Dans le paysage urbain de Dakar, où les constructions verticales gagnent inexorablement du terrain, certaines silhouettes architecturales détonnent par leur forme singulière. Ces structures en dôme, baptisées « maisons-bulles », semblent tout droit sorties d’un univers parallèle avec leurs courbes organiques qui contrastent avec l’orthogonalité environnante. Érigées dans les années 1950 pour répondre à une crise du logement d’après-guerre, ces habitations furent conçues selon une technique novatrice utilisant un ballon gonflable comme coffrage perdu, le béton projeté venant épouser cette forme sphérique avant que le ballon ne soit dégonflé.

Près de 1 200 unités furent ainsi bâties en un temps record à travers différents quartiers de la capitale sénégalaise. Leur conception, bien que fonctionnelle, ne correspondait guère aux modes de vie des familles sénégalaises, souvent élargies et multigénérationnelles. L’exiguïté de ces cellules domestiques, dont le diamètre n’excédait pas six mètres, rendait difficile leur appropriation durable. Pourtant, le patrimoine foncier sur lequel elles reposaient n’a cessé de prendre de la valeur, attisant les convoitises et accélérant leur disparition. Aujourd’hui, à peine une centaine de ces bulles subsistent, noyées dans un océan de béton.

Leur préservation tient moins à une volonté institutionnelle qu’à l’obstination de leurs derniers habitants. Pour Marième Ndiaye, retraitée de 65 ans, sa maison-bulle représente un pan entier de son histoire personnelle et familiale. Elle résiste aux pressions immobilières, préférant intégrer la structure sphérique dans un ensemble plus vaste plutôt que de la voir disparaître. Cette approche pragmatique est partagée par d’autres propriétaires, comme l’artiste Sekouna Yansane, qui a choisi d’incorporer le dôme paternel dans sa nouvelle construction, créant ainsi un dialogue entre patrimoine et modernité.

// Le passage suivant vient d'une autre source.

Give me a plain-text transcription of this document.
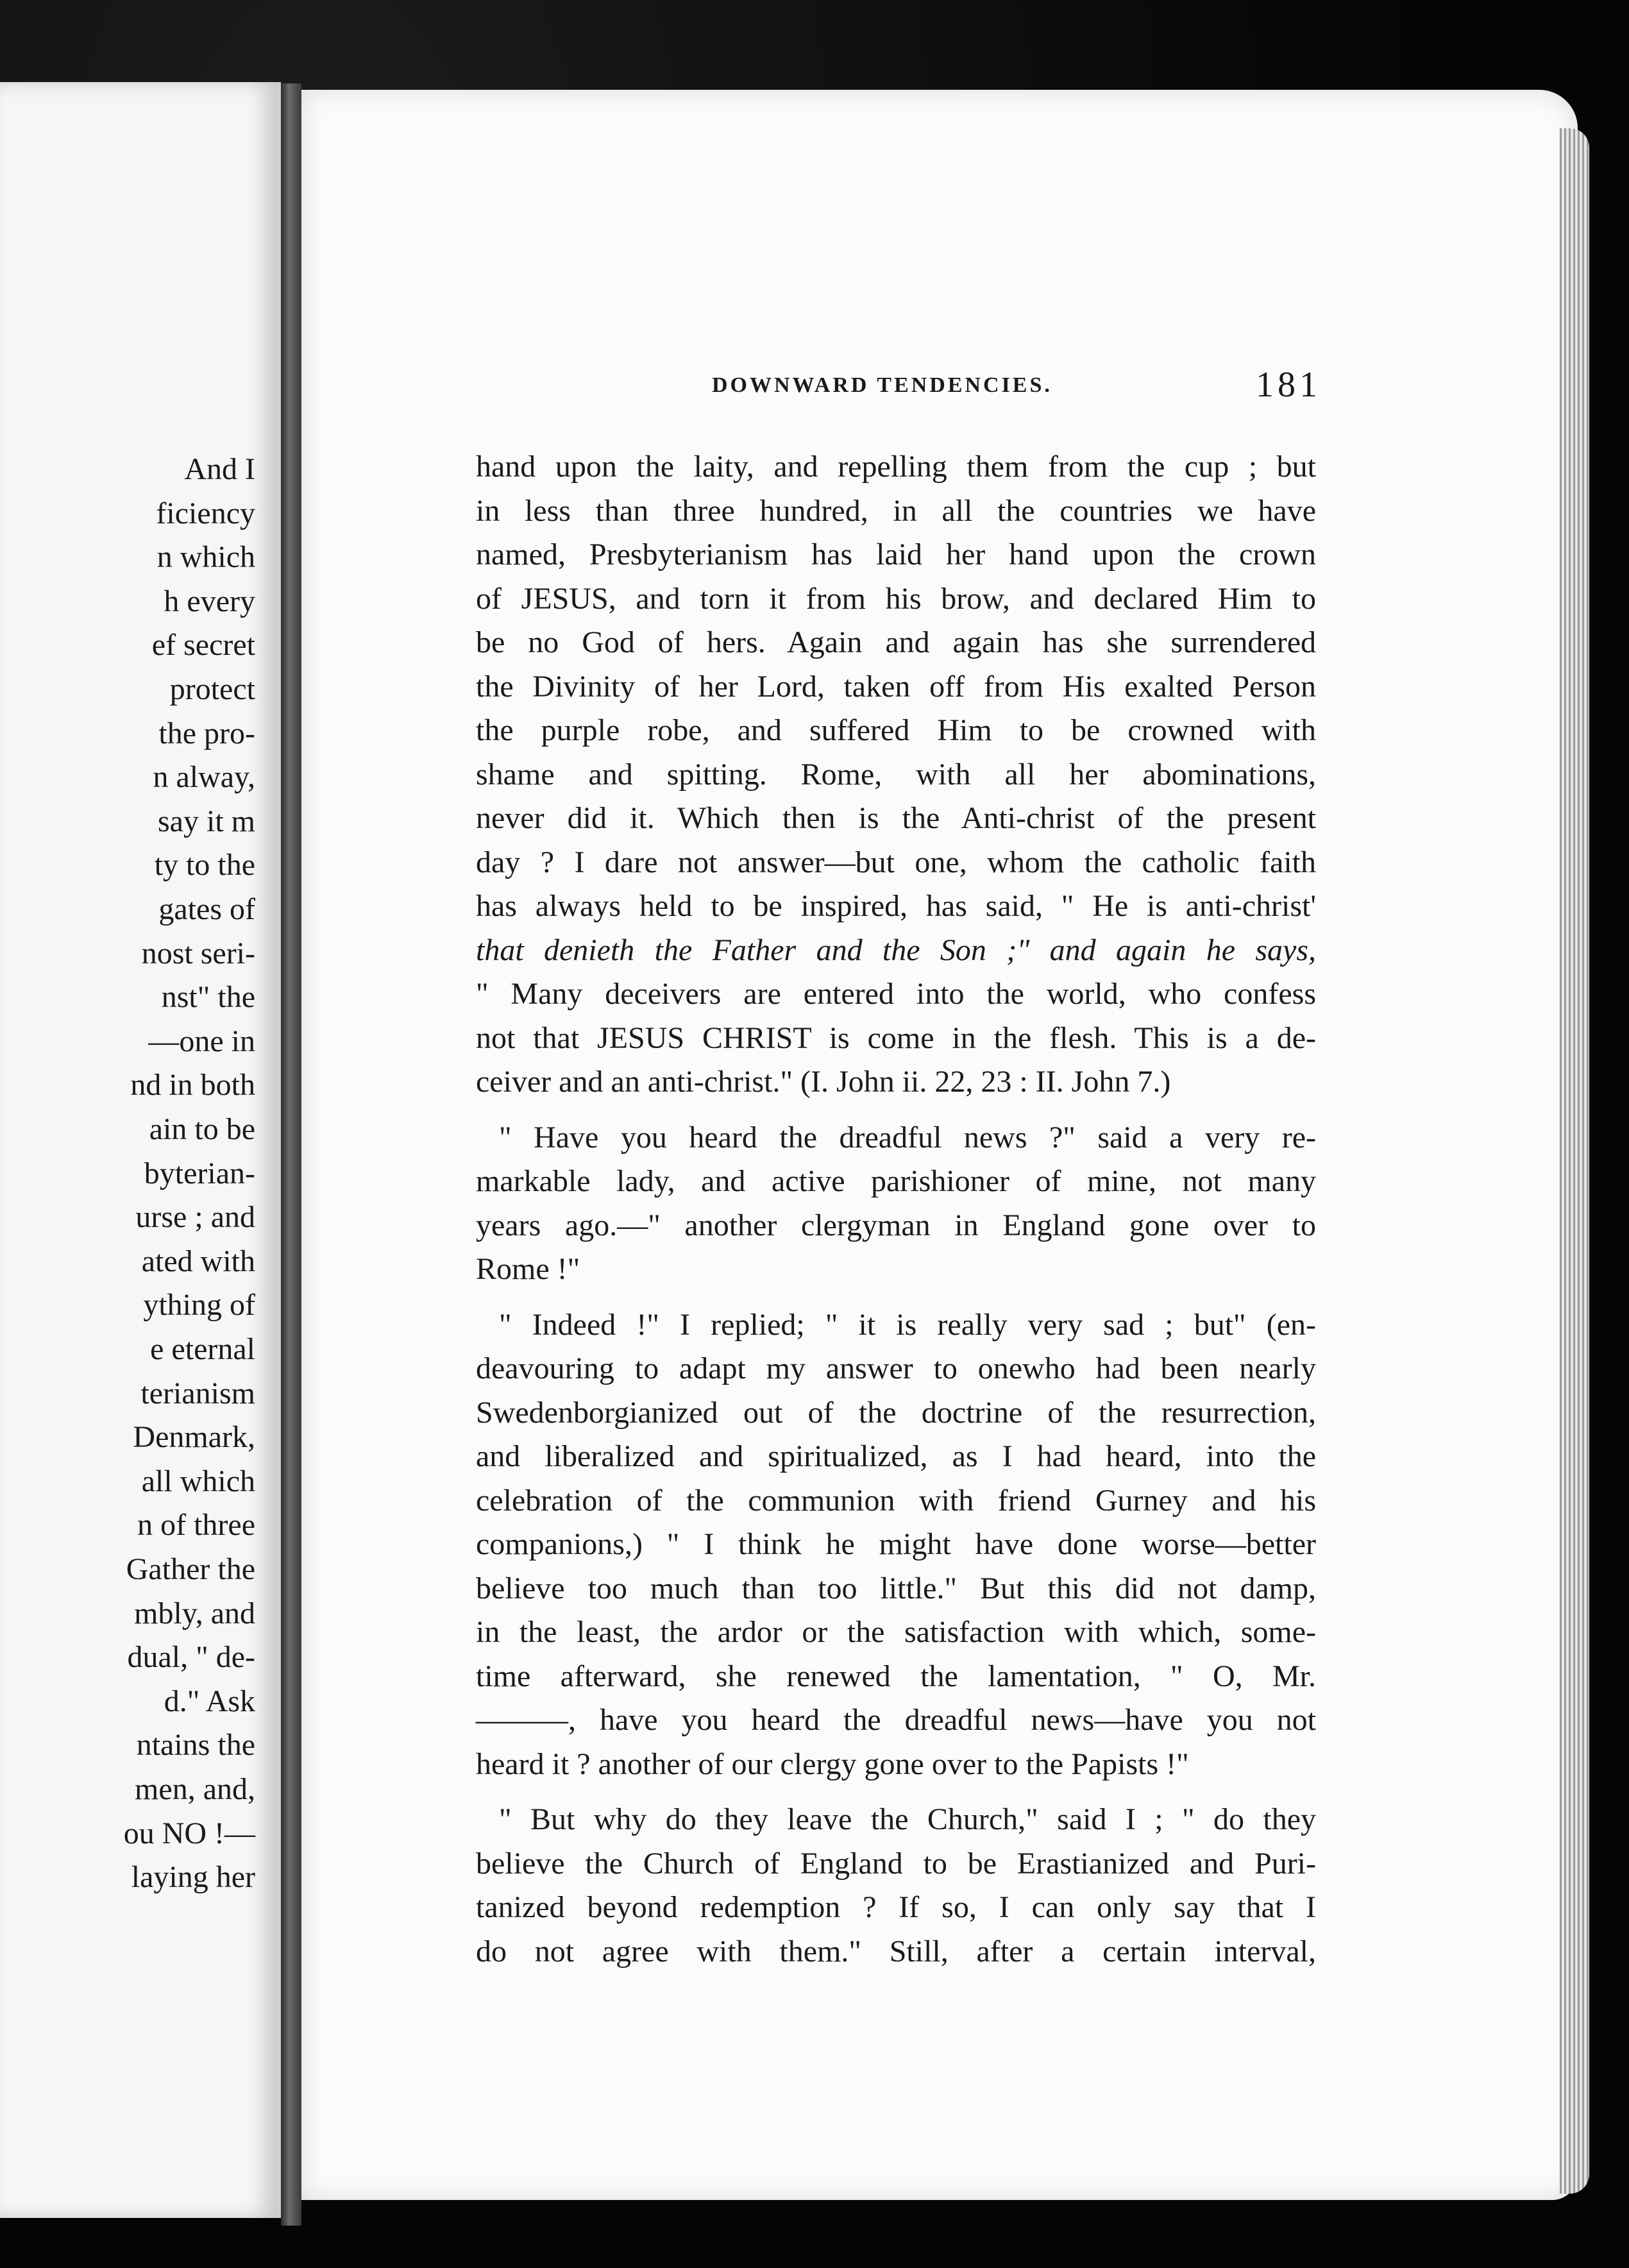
And I
ficiency
n which
h every
ef secret
protect
the pro-
n alway,
say it m
ty to the
gates of
nost seri-
nst" the
—one in
nd in both
ain to be
byterian-
urse ; and
ated with
ything of
e eternal
terianism
Denmark,
all which
n of three
Gather the
mbly, and
dual, " de-
d." Ask
ntains the
men, and,
ou NO !—
laying her
DOWNWARD TENDENCIES.	181
hand upon the laity, and repelling them from the cup ; but
in less than three hundred, in all the countries we have
named, Presbyterianism has laid her hand upon the crown
of JESUS, and torn it from his brow, and declared Him to
be no God of hers. Again and again has she surrendered
the Divinity of her Lord, taken off from His exalted Person
the purple robe, and suffered Him to be crowned with
shame and spitting. Rome, with all her abominations,
never did it. Which then is the Anti-christ of the present
day ? I dare not answer—but one, whom the catholic faith
has always held to be inspired, has said, " He is anti-christ'
that denieth the Father and the Son ;" and again he says,
" Many deceivers are entered into the world, who confess
not that JESUS CHRIST is come in the flesh. This is a de-
ceiver and an anti-christ." (I. John ii. 22, 23 : II. John 7.)
" Have you heard the dreadful news ?" said a very re-
markable lady, and active parishioner of mine, not many
years ago.—" another clergyman in England gone over to
Rome !"
" Indeed !" I replied; " it is really very sad ; but" (en-
deavouring to adapt my answer to onewho had been nearly
Swedenborgianized out of the doctrine of the resurrection,
and liberalized and spiritualized, as I had heard, into the
celebration of the communion with friend Gurney and his
companions,) " I think he might have done worse—better
believe too much than too little." But this did not damp,
in the least, the ardor or the satisfaction with which, some-
time afterward, she renewed the lamentation, " O, Mr.
———, have you heard the dreadful news—have you not
heard it ? another of our clergy gone over to the Papists !"
" But why do they leave the Church," said I ; " do they
believe the Church of England to be Erastianized and Puri-
tanized beyond redemption ? If so, I can only say that I
do not agree with them." Still, after a certain interval,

Les architectes contemporains soulignent le caractère innovant de ces constructions, tout en reconnaissant leurs limites fonctionnelles. L’absence de ventilation naturelle efficace et les problèmes d’isolation thermique ont souvent contraint les occupants à réaliser des extensions ou des transformations. Malgré ces adaptations, l’essence même de l’architecture originelle persiste, offrant une résistance passive à l’uniformisation urbaine.

Alors que Dakar continue sa métamorphose, ces bulles architecturales apparaissent comme les gardiennes fragiles d’une mémoire collective. Leur disparition programmée interroge la place accordée au patrimoine non monumental dans les dynamiques de développement urbain. Pour leurs défenseurs, elles incarnent une poésie constructive qui mérite d’être préservée, ne serait-ce que comme témoignage d’une époque où l’expérimentation habitait encore le geste architectural.